Hamburg. Steigende Inflation, Krieg in Europa und Rohstoffknappheit: Wie Anleger jetzt reagieren können und welche Alternativen es gibt.
Die Finanzmärkte befinden sich im Bann des Kriegs gegen die Ukraine. Nach einem jahrelangen Aufwärtstrend erwarten Aktien-Anleger jetzt schwierige Zeiten. Die Mischung aus Krieg, steigender Inflation und wirtschaftlichen Problemen verändern die Ausgangslage grundlegend. Gleichzeitig gibt es kaum Alternativen zur Anlage in Aktien, denn bei Zinserhöhungen dürften die Zentralbanken jetzt noch vorsichtiger agieren als vor Ausbruch des Krieges erwartet, weil sie das Wirtschaftswachstum nicht zusätzlich belasten wollen.
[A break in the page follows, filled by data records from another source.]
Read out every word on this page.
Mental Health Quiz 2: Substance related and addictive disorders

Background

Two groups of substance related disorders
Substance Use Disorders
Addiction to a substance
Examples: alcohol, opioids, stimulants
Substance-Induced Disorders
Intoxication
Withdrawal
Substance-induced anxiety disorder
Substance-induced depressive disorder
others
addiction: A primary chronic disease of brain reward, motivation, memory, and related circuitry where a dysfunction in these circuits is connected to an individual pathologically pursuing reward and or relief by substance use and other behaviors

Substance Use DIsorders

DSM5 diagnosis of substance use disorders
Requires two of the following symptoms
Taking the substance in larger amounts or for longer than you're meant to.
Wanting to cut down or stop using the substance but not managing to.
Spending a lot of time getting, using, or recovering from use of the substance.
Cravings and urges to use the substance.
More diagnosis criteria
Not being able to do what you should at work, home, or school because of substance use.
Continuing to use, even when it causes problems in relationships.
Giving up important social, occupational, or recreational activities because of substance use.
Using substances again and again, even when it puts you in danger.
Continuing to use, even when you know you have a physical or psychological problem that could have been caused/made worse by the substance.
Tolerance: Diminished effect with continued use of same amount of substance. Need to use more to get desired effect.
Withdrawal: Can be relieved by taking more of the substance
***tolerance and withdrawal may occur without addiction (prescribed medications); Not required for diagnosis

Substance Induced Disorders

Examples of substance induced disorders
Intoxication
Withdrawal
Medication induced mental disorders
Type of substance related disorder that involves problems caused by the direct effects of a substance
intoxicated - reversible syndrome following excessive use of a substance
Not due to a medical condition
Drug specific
Wie sollen Anleger jetzt reagieren? Soll ich meinen Aktiensparplan stoppen? Sind Gold, Rohstoffe oder Staatsanleihen eine Alternative? Das Abendblatt sprach mit Experten und beantwortet die wichtigsten Fragen.
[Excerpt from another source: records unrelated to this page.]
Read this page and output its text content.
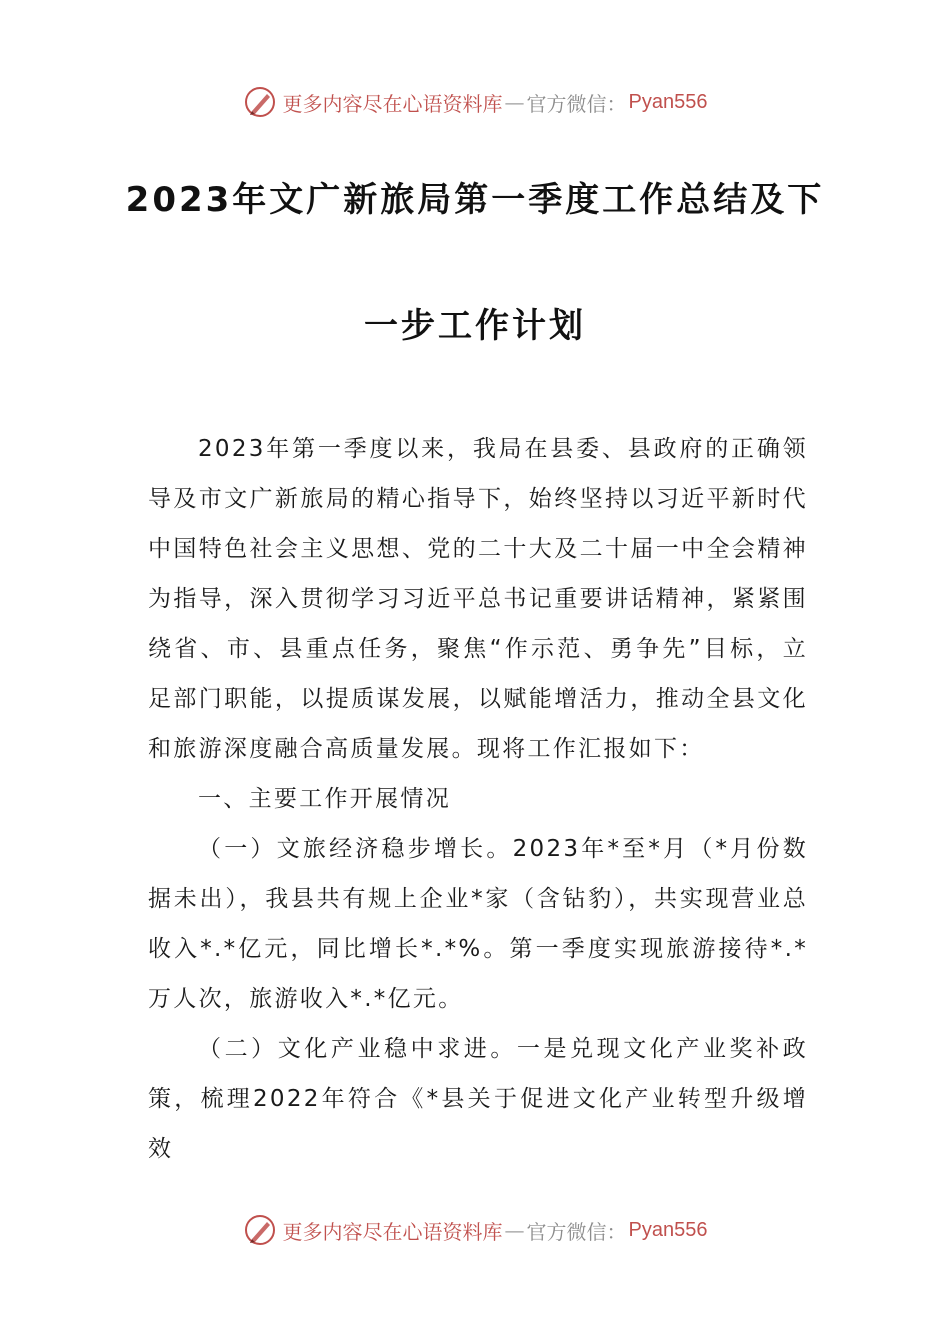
更多内容尽在心语资料库 — 官方微信： Pyan556
2023年文广新旅局第一季度工作总结及下
一步工作计划

2023年第一季度以来，我局在县委、县政府的正确领导及市文广新旅局的精心指导下，始终坚持以习近平新时代中国特色社会主义思想、党的二十大及二十届一中全会精神为指导，深入贯彻学习习近平总书记重要讲话精神，紧紧围绕省、市、县重点任务，聚焦“作示范、勇争先”目标，立足部门职能，以提质谋发展，以赋能增活力，推动全县文化和旅游深度融合高质量发展。现将工作汇报如下：

一、主要工作开展情况

（一）文旅经济稳步增长。2023年*至*月（*月份数据未出），我县共有规上企业*家（含钻豹），共实现营业总收入*.*亿元，同比增长*.*%。第一季度实现旅游接待*.*万人次，旅游收入*.*亿元。

（二）文化产业稳中求进。一是兑现文化产业奖补政策，梳理2022年符合《*县关于促进文化产业转型升级增效

更多内容尽在心语资料库 — 官方微信： Pyan556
Aktien und Börse: Wie ist die Lage?
„Putins Invasion der Ukraine hinterlässt deutliche Spuren an den Aktienmärkten. der Deutsche Aktienindex (DAX) und der Euro Stoxx 50 befinden sich im Bärenmarkt, das heißt, sie haben zwischenzeitlich mehr als 20 Prozent von ihrer Spitze abgegeben“, sagt Stefan Kreuzkamp, Chefanlagestratege der Fondsgesellschaft DWS. Aktuell liegt der DAX noch 15 Prozent unter dem Hoch von Anfang Januar (16.271 Punkte).
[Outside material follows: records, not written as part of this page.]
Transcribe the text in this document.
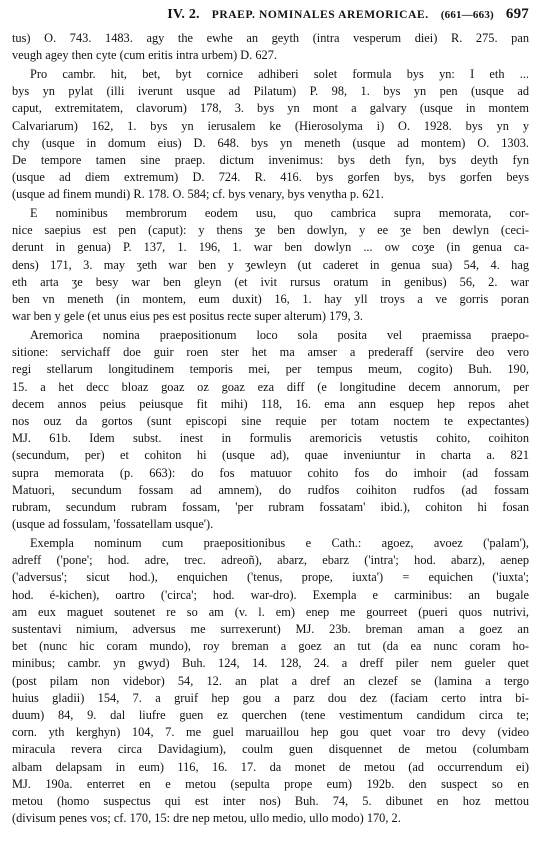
IV. 2. PRAEP. NOMINALES AREMORICAE. (661—663) 697

tus) O. 743. 1483. agy the ewhe an geyth (intra vesperum diei) R. 275. pan
veugh agey then cyte (cum eritis intra urbem) D. 627.

Pro cambr. hit, bet, byt cornice adhiberi solet formula bys yn: I eth ...
bys yn pylat (illi iverunt usque ad Pilatum) P. 98, 1. bys yn pen (usque ad
caput, extremitatem, clavorum) 178, 3. bys yn mont a galvary (usque in montem
Calvariarum) 162, 1. bys yn ierusalem ke (Hierosolyma i) O. 1928. bys yn y
chy (usque in domum eius) D. 648. bys yn meneth (usque ad montem) O. 1303.
De tempore tamen sine praep. dictum invenimus: bys deth fyn, bys deyth fyn
(usque ad diem extremum) D. 724. R. 416. bys gorfen bys, bys gorfen beys
(usque ad finem mundi) R. 178. O. 584; cf. bys venary, bys venytha p. 621.

E nominibus membrorum eodem usu, quo cambrica supra memorata, cor-
nice saepius est pen (caput): y thens ʒe ben dowlyn, y ee ʒe ben dewlyn (ceci-
derunt in genua) P. 137, 1. 196, 1. war ben dowlyn ... ow coʒe (in genua ca-
dens) 171, 3. may ʒeth war ben y ʒewleyn (ut caderet in genua sua) 54, 4. hag
eth arta ʒe besy war ben gleyn (et ivit rursus oratum in genibus) 56, 2. war
ben vn meneth (in montem, eum duxit) 16, 1. hay yll troys a ve gorris poran
war ben y gele (et unus eius pes est positus recte super alterum) 179, 3.

Aremorica nomina praepositionum loco sola posita vel praemissa praepo-
sitione: servichaff doe guir roen ster het ma amser a prederaff (servire deo vero
regi stellarum longitudinem temporis mei, per tempus meum, cogito) Buh. 190,
15. a het decc bloaz goaz oz goaz eza diff (e longitudine decem annorum, per
decem annos peius peiusque fit mihi) 118, 16. ema ann esquep hep repos ahet
nos ouz da gortos (sunt episcopi sine requie per totam noctem te expectantes)
MJ. 61b. Idem subst. inest in formulis aremoricis vetustis cohito, coihiton
(secundum, per) et cohiton hi (usque ad), quae inveniuntur in charta a. 821
supra memorata (p. 663): do fos matuuor cohito fos do imhoir (ad fossam
Matuori, secundum fossam ad amnem), do rudfos coihiton rudfos (ad fossam
rubram, secundum rubram fossam, 'per rubram fossatam' ibid.), cohiton hi fosan
(usque ad fossulam, 'fossatellam usque').

Exempla nominum cum praepositionibus e Cath.: agoez, avoez ('palam'),
adreff ('pone'; hod. adre, trec. adreoñ), abarz, ebarz ('intra'; hod. abarz), aenep
('adversus'; sicut hod.), enquichen ('tenus, prope, iuxta') = equichen ('iuxta';
hod. é-kichen), oartro ('circa'; hod. war-dro). Exempla e carminibus: an bugale
am eux maguet soutenet re so am (v. l. em) enep me gourreet (pueri quos nutrivi,
sustentavi nimium, adversus me surrexerunt) MJ. 23b. breman aman a goez an
bet (nunc hic coram mundo), roy breman a goez an tut (da ea nunc coram ho-
minibus; cambr. yn gwyd) Buh. 124, 14. 128, 24. a dreff piler nem gueler quet
(post pilam non videbor) 54, 12. an plat a dref an clezef se (lamina a tergo
huius gladii) 154, 7. a gruif hep gou a parz dou dez (faciam certo intra bi-
duum) 84, 9. dal liufre guen ez querchen (tene vestimentum candidum circa te;
corn. yth kerghyn) 104, 7. me guel maruaillou hep gou quet voar tro devy (video
miracula revera circa Davidagium), coulm guen disquennet de metou (columbam
albam delapsam in eum) 116, 16. 17. da monet de metou (ad occurrendum ei)
MJ. 190a. enterret en e metou (sepulta prope eum) 192b. den suspect so en
metou (homo suspectus qui est inter nos) Buh. 74, 5. dibunet en hoz mettou
(divisum penes vos; cf. 170, 15: dre nep metou, ullo medio, ullo modo) 170, 2.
Wer in Aktien investiert hat oder jetzt bei günstigeren Kursen als noch zu Jahresbeginn einsteigen möchte, muss sich auf unsichere Zeiten einstellen. Neben der unbestimmten Dauer des Ukraine-Kriegs „haben die Rohstoffpreise einen großen Einfluss auf die weitere Entwicklung“, sagt Bernd Schimmer, Chefanlagestratege der Haspa: „Wenn die Inflation weiter steigt, drückt das auf die Stimmung der Verbraucher und wirkt sich auch auf die Gewinne der Unternehmen aus.“
Aktien: Wie sollen Anleger reagieren?
„Panik ist kein guter Ratgeber“, sagt Ulrich Stephan, Chefanlagestratege für Privat- und Firmenkunden der Deutschen Bank. Entscheidend seien die Risikoeinstellung und der Anlagehorizont. Wer sich mit den hohen Schwankungen unwohl fühlt, kann Aktien, die noch Gewinne haben, veräußern. Allerdings sind damit die Probleme nicht gelöst. Wird das Geld sicher angelegt, drohen Negativzinsen oder zumindest ein negativer Realzins.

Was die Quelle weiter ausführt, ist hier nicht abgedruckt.